I thought Ann Friedman did a necessary job contextualizing this struggle:
It is interesting to reflect that this is the issue that would have driven my deceased Republican committee woman mother out of the GOP. She believed in Planned Parenthood.
Planned Parenthood is, paradoxically, both an easy target and an effective organization because it is a brand name. Every year, 2.7 million people visit Planned Parenthood’s 700 clinics. One in five women has sought health care there. Women know that, no matter where they are in the country and no matter how much money they have, if they can get themselves to a Planned Parenthood clinic, they can get the morning-after pill, a mammogram, a pelvic exam, an abortion, or a referral. Men know they can go there for an STD test or a cancer screening. They provide reproductive and health-care services to the trans community. Everyone knows these services will be safe and, just as importantly, judgment-free.
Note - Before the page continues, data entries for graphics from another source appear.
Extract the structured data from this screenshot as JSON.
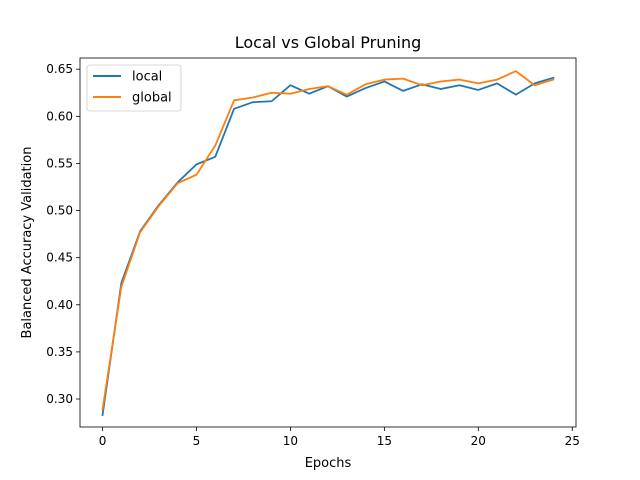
{
  "chart_data": {
    "type": "line",
    "title": "Local vs Global Pruning",
    "xlabel": "Epochs",
    "ylabel": "Balanced Accuracy Validation",
    "xlim": [
      -1.2,
      25.2
    ],
    "ylim": [
      0.2703,
      0.6619
    ],
    "xticks": [
      0,
      5,
      10,
      15,
      20,
      25
    ],
    "yticks": [
      0.3,
      0.35,
      0.4,
      0.45,
      0.5,
      0.55,
      0.6,
      0.65
    ],
    "xtick_labels": [
      "0",
      "5",
      "10",
      "15",
      "20",
      "25"
    ],
    "ytick_labels": [
      "0.30",
      "0.35",
      "0.40",
      "0.45",
      "0.50",
      "0.55",
      "0.60",
      "0.65"
    ],
    "grid": false,
    "legend_position": "top-left",
    "x": [
      0,
      1,
      2,
      3,
      4,
      5,
      6,
      7,
      8,
      9,
      10,
      11,
      12,
      13,
      14,
      15,
      16,
      17,
      18,
      19,
      20,
      21,
      22,
      23,
      24
    ],
    "series": [
      {
        "name": "local",
        "color": "#1f77b4",
        "values": [
          0.283,
          0.423,
          0.478,
          0.506,
          0.53,
          0.549,
          0.557,
          0.608,
          0.615,
          0.616,
          0.633,
          0.624,
          0.632,
          0.621,
          0.63,
          0.637,
          0.627,
          0.634,
          0.629,
          0.633,
          0.628,
          0.635,
          0.623,
          0.635,
          0.641
        ]
      },
      {
        "name": "global",
        "color": "#ff7f0e",
        "values": [
          0.289,
          0.419,
          0.477,
          0.505,
          0.529,
          0.538,
          0.569,
          0.617,
          0.62,
          0.625,
          0.624,
          0.629,
          0.632,
          0.623,
          0.634,
          0.639,
          0.64,
          0.633,
          0.637,
          0.639,
          0.635,
          0.639,
          0.648,
          0.633,
          0.639
        ]
      }
    ]
  }
}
But it’s useful, especially with all the action on Planned Parenthood’s behalf today, to remember that we shouldn’t need a reproductive-care health-care brand. Contraception and STD testing and abortion should be things that you get from your regular doctor — and you should have a regular doctor even if you’re poor. Planned Parenthood exists because the services it provides are stigmatized and pushed out of the routine health-care framework, or are unaffordable within it. And its brand recognition is so important, in part, because the opponents of reproductive choice have gone out of their way to confuse women by establishing faux clinics that provide no health services at all, and to spread misinformation about the safety of contraception and abortion.